Well, this isn’t going to take long. The only bonus material included on the disc comes in the form of trailers for RoboCop and Planet of the Apes. Both are presented in 1080p, but that’s hardly compensation for such a shoddy effort. How do studios expect to push their brand-spanking new high definition formats by releasing bare-bones discs? What’s more infuriating is that that various standard definition releases of the film have featured multiple commentary tracks and plenty of featurettes. It’s just not good enough.

Another thing that I found slightly odd is that the disc does not feature a main menu. Now I know that Blu-ray features interactive ‘in-film’ menus, but the lack of a main menu just makes this release feel cheap. It’s like they couldn’t be bothered (which I guess they couldn’t). Most of the other titles in my collection have menus, but the majority of those are Sony, Tartan and Optimum efforts. Perhaps it’s just Fox that can’t be bothered…

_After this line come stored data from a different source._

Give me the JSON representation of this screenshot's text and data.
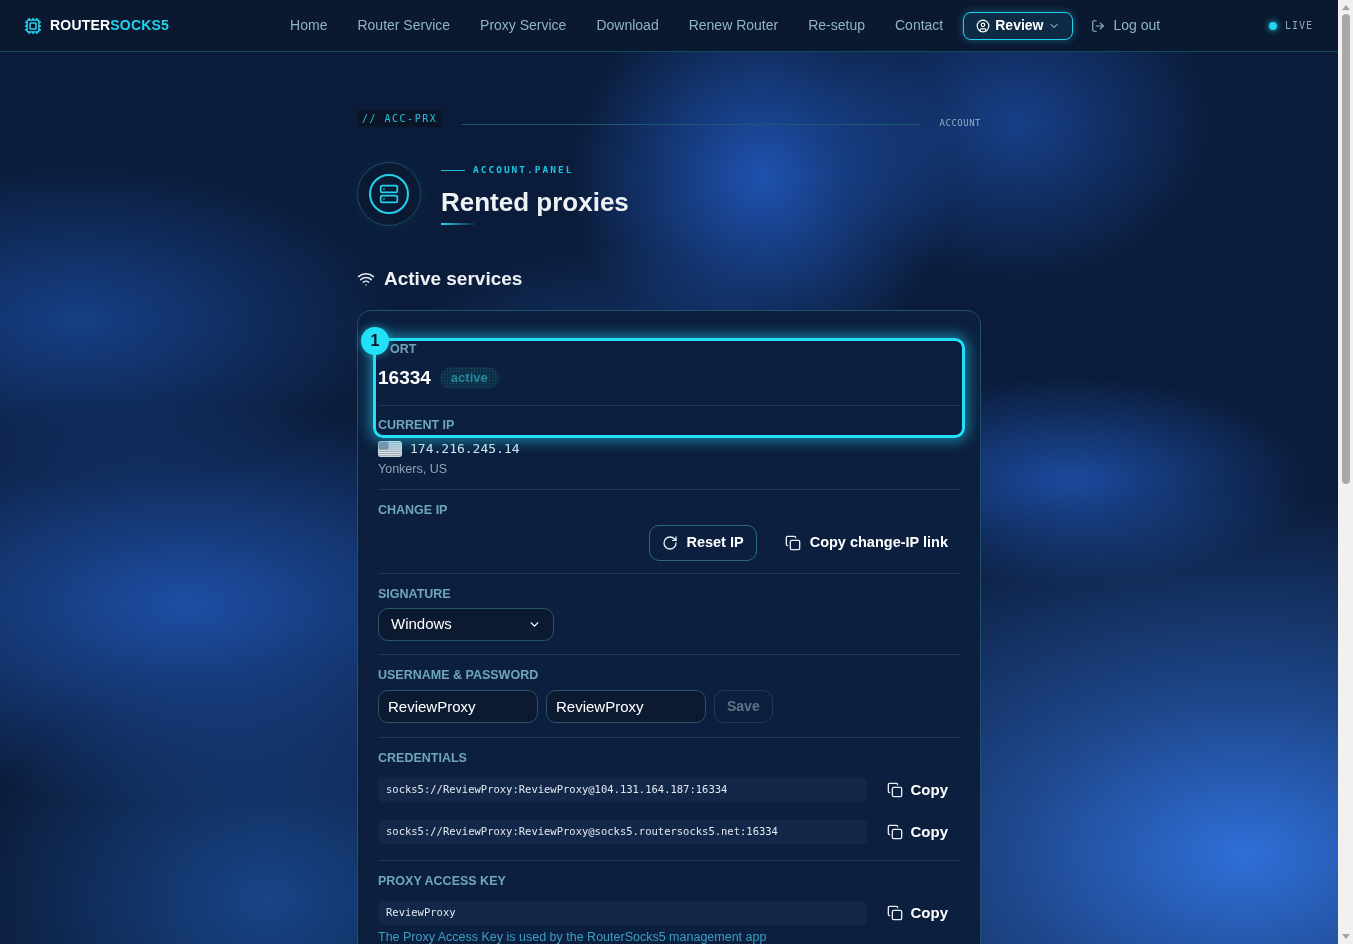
{
  "nav": {
    "logo": {
      "primary": "ROUTER",
      "accent": "SOCKS5"
    },
    "links": [
      "Home",
      "Router Service",
      "Proxy Service",
      "Download",
      "Renew Router",
      "Re-setup",
      "Contact"
    ],
    "account_menu": {
      "label": "Review"
    },
    "logout": "Log out",
    "status": "LIVE"
  },
  "breadcrumb": {
    "code": "// ACC-PRX",
    "section": "ACCOUNT"
  },
  "header": {
    "eyebrow": "ACCOUNT.PANEL",
    "title": "Rented proxies"
  },
  "section_title": "Active services",
  "service": {
    "tour_step": "1",
    "port": {
      "label": "ORT",
      "value": "16334",
      "status": "active"
    },
    "current_ip": {
      "label": "CURRENT IP",
      "ip": "174.216.245.14",
      "location": "Yonkers, US"
    },
    "change_ip": {
      "label": "CHANGE IP",
      "buttons": [
        {
          "label": "Reset IP",
          "kind": "reset"
        },
        {
          "label": "Copy change-IP link",
          "kind": "copy"
        }
      ]
    },
    "signature": {
      "label": "SIGNATURE",
      "value": "Windows"
    },
    "auth": {
      "label": "USERNAME & PASSWORD",
      "username": "ReviewProxy",
      "password": "ReviewProxy",
      "save": {
        "label": "Save",
        "disabled": true
      }
    },
    "credentials": {
      "label": "CREDENTIALS",
      "items": [
        {
          "value": "socks5://ReviewProxy:ReviewProxy@104.131.164.187:16334",
          "action": "Copy"
        },
        {
          "value": "socks5://ReviewProxy:ReviewProxy@socks5.routersocks5.net:16334",
          "action": "Copy"
        }
      ]
    },
    "access_key": {
      "label": "PROXY ACCESS KEY",
      "value": "ReviewProxy",
      "action": "Copy",
      "note": "The Proxy Access Key is used by the RouterSocks5 management app"
    }
  }
}
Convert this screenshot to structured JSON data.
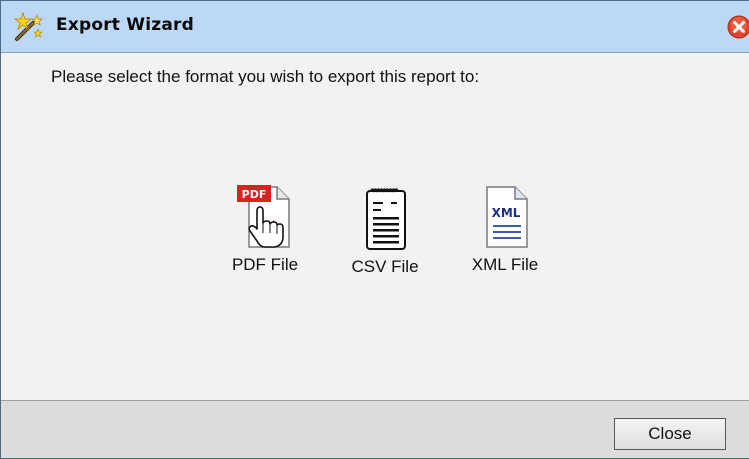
{
  "window": {
    "title": "Export Wizard",
    "title_icon": "magic-wand-icon",
    "close_icon": "close-circle-icon"
  },
  "main": {
    "instruction": "Please select the format you wish to export this report to:",
    "formats": [
      {
        "label": "PDF File",
        "icon": "pdf-file-icon"
      },
      {
        "label": "CSV File",
        "icon": "csv-file-icon"
      },
      {
        "label": "XML File",
        "icon": "xml-file-icon"
      }
    ]
  },
  "footer": {
    "close_label": "Close"
  },
  "colors": {
    "titlebar": "#bcd8f4",
    "body": "#f2f2f2",
    "footer": "#dcdcdc",
    "close_icon": "#e0452a",
    "pdf_badge": "#e01f1f",
    "xml_text": "#1a2f8a"
  }
}
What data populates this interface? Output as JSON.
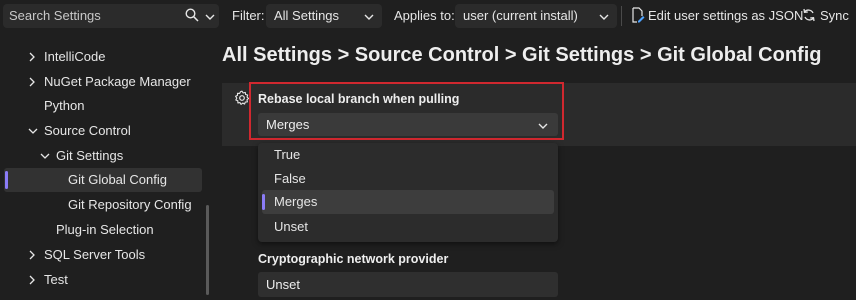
{
  "toolbar": {
    "search_placeholder": "Search Settings",
    "filter_label": "Filter:",
    "filter_value": "All Settings",
    "applies_label": "Applies to:",
    "applies_value": "user (current install)",
    "edit_json_label": "Edit user settings as JSON",
    "sync_label": "Sync"
  },
  "sidebar": {
    "items": [
      {
        "label": "IntelliCode"
      },
      {
        "label": "NuGet Package Manager"
      },
      {
        "label": "Python"
      },
      {
        "label": "Source Control"
      },
      {
        "label": "Git Settings"
      },
      {
        "label": "Git Global Config"
      },
      {
        "label": "Git Repository Config"
      },
      {
        "label": "Plug-in Selection"
      },
      {
        "label": "SQL Server Tools"
      },
      {
        "label": "Test"
      }
    ]
  },
  "main": {
    "breadcrumb": "All Settings > Source Control > Git Settings > Git Global Config",
    "setting1": {
      "title": "Rebase local branch when pulling",
      "value": "Merges",
      "options": [
        "True",
        "False",
        "Merges",
        "Unset"
      ],
      "selected": "Merges"
    },
    "setting2": {
      "title": "Cryptographic network provider",
      "value": "Unset"
    }
  },
  "colors": {
    "accent": "#8b7cf6",
    "highlight": "#d0282f",
    "background": "#1f1f1f"
  }
}
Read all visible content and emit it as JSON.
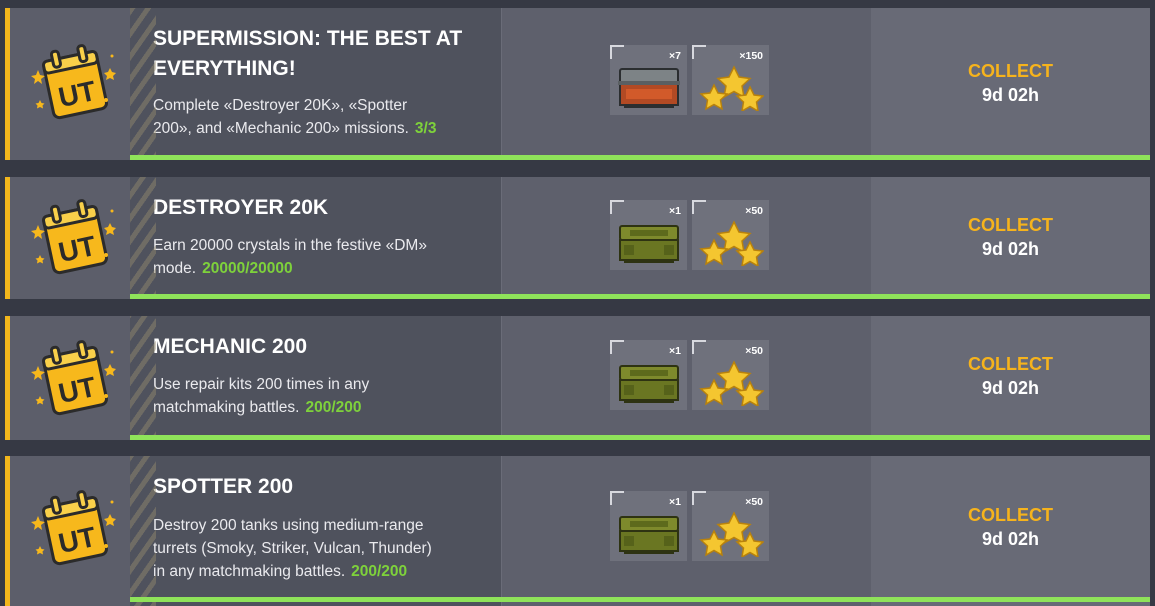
{
  "colors": {
    "accent": "#f2b61c",
    "progress": "#7ed23b",
    "collect": "#f6b31c",
    "bar": "#8fe35a"
  },
  "missions": [
    {
      "icon": "ut-calendar-badge-icon",
      "title_line1": "SUPERMISSION: THE BEST AT",
      "title_line2": "EVERYTHING!",
      "desc_line1": "Complete «Destroyer 20K», «Spotter",
      "desc_line2": "200», and «Mechanic 200» missions.",
      "progress": "3/3",
      "rewards": [
        {
          "icon": "container-icon",
          "qty": "×7"
        },
        {
          "icon": "stars-icon",
          "qty": "×150"
        }
      ],
      "collect": "COLLECT",
      "timer": "9d 02h"
    },
    {
      "icon": "ut-calendar-badge-icon",
      "title_line1": "DESTROYER 20K",
      "desc_line1": "Earn 20000 crystals in the festive «DM»",
      "desc_line2": "mode.",
      "progress": "20000/20000",
      "rewards": [
        {
          "icon": "supply-box-icon",
          "qty": "×1"
        },
        {
          "icon": "stars-icon",
          "qty": "×50"
        }
      ],
      "collect": "COLLECT",
      "timer": "9d 02h"
    },
    {
      "icon": "ut-calendar-badge-icon",
      "title_line1": "MECHANIC 200",
      "desc_line1": "Use repair kits 200 times in any",
      "desc_line2": "matchmaking battles.",
      "progress": "200/200",
      "rewards": [
        {
          "icon": "supply-box-icon",
          "qty": "×1"
        },
        {
          "icon": "stars-icon",
          "qty": "×50"
        }
      ],
      "collect": "COLLECT",
      "timer": "9d 02h"
    },
    {
      "icon": "ut-calendar-badge-icon",
      "title_line1": "SPOTTER 200",
      "desc_line1": "Destroy 200 tanks using medium-range",
      "desc_line2": "turrets (Smoky, Striker, Vulcan, Thunder)",
      "desc_line3": "in any matchmaking battles.",
      "progress": "200/200",
      "rewards": [
        {
          "icon": "supply-box-icon",
          "qty": "×1"
        },
        {
          "icon": "stars-icon",
          "qty": "×50"
        }
      ],
      "collect": "COLLECT",
      "timer": "9d 02h"
    }
  ]
}
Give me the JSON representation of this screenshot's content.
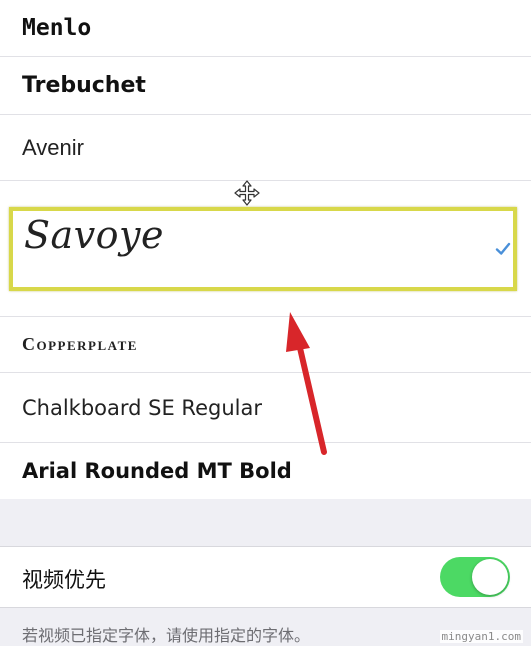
{
  "font_list": {
    "items": [
      {
        "label": "Menlo",
        "selected": false
      },
      {
        "label": "Trebuchet",
        "selected": false
      },
      {
        "label": "Avenir",
        "selected": false
      },
      {
        "label": "Savoye",
        "selected": true
      },
      {
        "label": "Copperplate",
        "selected": false
      },
      {
        "label": "Chalkboard SE Regular",
        "selected": false
      },
      {
        "label": "Arial Rounded MT Bold",
        "selected": false
      }
    ]
  },
  "settings": {
    "video_priority_label": "视频优先",
    "video_priority_on": true,
    "footer_note": "若视频已指定字体，请使用指定的字体。"
  },
  "colors": {
    "checkmark": "#4a90d9",
    "toggle_on": "#4cd964",
    "highlight_box": "#d8d84a",
    "annotation_arrow": "#d8262a",
    "group_background": "#efeff4"
  },
  "icons": {
    "selected_indicator": "checkmark-icon",
    "cursor": "move-cursor-icon",
    "annotation": "red-arrow-icon"
  },
  "watermark": "mingyan1.com"
}
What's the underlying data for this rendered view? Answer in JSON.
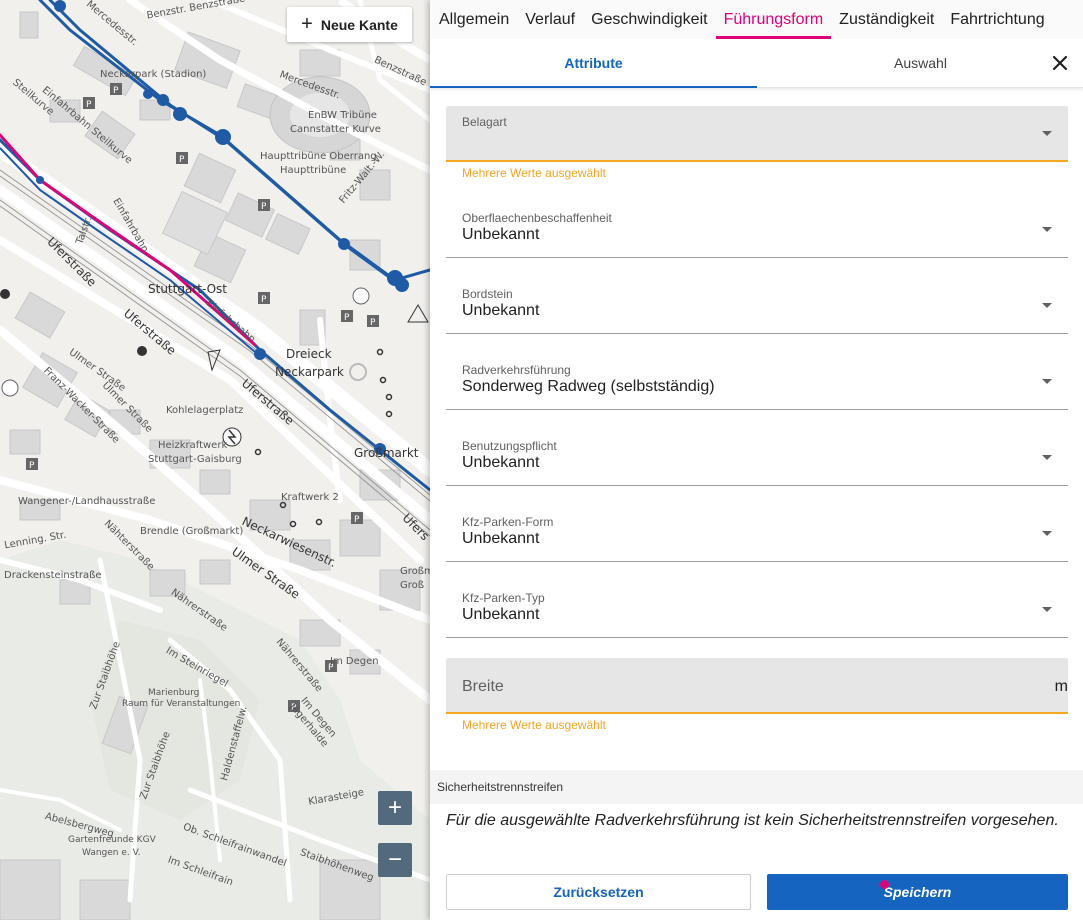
{
  "map": {
    "new_edge_button": {
      "icon": "plus-icon",
      "label": "Neue Kante"
    },
    "zoom_in_icon": "plus-icon",
    "zoom_out_icon": "minus-icon",
    "labels": [
      "Benzstr. Benzstraße",
      "Mercedesstr.",
      "Benzstraße",
      "Neckarpark (Stadion)",
      "Mercedesstr.",
      "EnBW Tribüne",
      "Cannstatter Kurve",
      "Haupttribüne Oberrang",
      "Haupttribüne",
      "Fritz-Walt.-W.",
      "Steilkurve",
      "Einfahrbahn Steilkurve",
      "Talstr.",
      "Einfahrbahn",
      "Uferstraße",
      "Stuttgart-Ost",
      "Einfahrbahn",
      "Uferstraße",
      "Dreieck",
      "Neckarpark",
      "Ulmer Straße",
      "Ulmer Straße",
      "Franz-Wacker-Straße",
      "Kohlelagerplatz",
      "Uferstraße",
      "Heizkraftwerk",
      "Stuttgart-Gaisburg",
      "Großmarkt",
      "Wangener-/Landhausstraße",
      "Kraftwerk 2",
      "Brendle (Großmarkt)",
      "Neckarwiesenstr.",
      "Lenning. Str.",
      "Drackensteinstraße",
      "Nähterstraße",
      "Ulmer Straße",
      "Nährerstraße",
      "Im Degen",
      "Zur Staibhöhe",
      "Im Steinriegel",
      "Marienburg",
      "Raum für Veranstaltungen",
      "Nährerstraße",
      "Jägerhalde",
      "Im Degen",
      "Haldenstaffelw.",
      "Zur Staibhöhe",
      "Klarasteige",
      "Abelsbergweg",
      "Gartenfreunde KGV",
      "Wangen e. V.",
      "Ob. Schleifrainwandel",
      "Im Schleifrain",
      "Staibhöhenweg",
      "Ufers",
      "Großm",
      "Groß"
    ]
  },
  "panel": {
    "tabs": [
      "Allgemein",
      "Verlauf",
      "Geschwindigkeit",
      "Führungsform",
      "Zuständigkeit",
      "Fahrtrichtung"
    ],
    "active_tab": "Führungsform",
    "subtabs": [
      "Attribute",
      "Auswahl"
    ],
    "active_subtab": "Attribute",
    "close_icon": "close-icon",
    "fields": {
      "belagart": {
        "label": "Belagart",
        "value": "",
        "hint": "Mehrere Werte ausgewählt"
      },
      "oberflaeche": {
        "label": "Oberflaechenbeschaffenheit",
        "value": "Unbekannt"
      },
      "bordstein": {
        "label": "Bordstein",
        "value": "Unbekannt"
      },
      "radverkehrsfuehrung": {
        "label": "Radverkehrsführung",
        "value": "Sonderweg Radweg (selbstständig)"
      },
      "benutzungspflicht": {
        "label": "Benutzungspflicht",
        "value": "Unbekannt"
      },
      "kfz_parken_form": {
        "label": "Kfz-Parken-Form",
        "value": "Unbekannt"
      },
      "kfz_parken_typ": {
        "label": "Kfz-Parken-Typ",
        "value": "Unbekannt"
      },
      "breite": {
        "placeholder": "Breite",
        "unit": "m",
        "hint": "Mehrere Werte ausgewählt"
      }
    },
    "section": {
      "title": "Sicherheitstrennstreifen",
      "note": "Für die ausgewählte Radverkehrsführung ist kein Sicherheitstrennstreifen vorgesehen."
    },
    "buttons": {
      "reset": "Zurücksetzen",
      "save": "Speichern"
    },
    "colors": {
      "accent": "#e0007a",
      "primary": "#1565c0",
      "warning": "#f5a623",
      "map_route": "#1f5aa6",
      "map_highlight": "#e0007a"
    }
  }
}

Okay, so it’s lacking when it comes to bonus material, but this is still the best that RoboCop has looked and sounded outside of a cinema. It’s not exactly the kind of stunning presentation I was expecting from Blu-ray, but that has more to do with the source material than the home video format. While I’d never use the disc as demo material (reference quality this ain’t), it made for a gentle and fairly pleasant introduction to the wonders of high definition and one that I’d recommend to fans of the film.

Of course, if we’ve learned anything from DVD it is that studios love to squeeze every last penny from consumers by releasing multiple incarnations of our favourite films, so those of you who love your extras might want to hold off until a more comprehensive package is available. I briefly considered making some kind of ‘your move creep’ joke to round things off, but in the end I thought better of it. Oh, bugger...

* Note: The above images are taken from the Blu-ray release and resized for the page. Full-resolution captures are available by clicking individual images, but due to .jpg compression they are not necessarily representative of the quality of the transfer.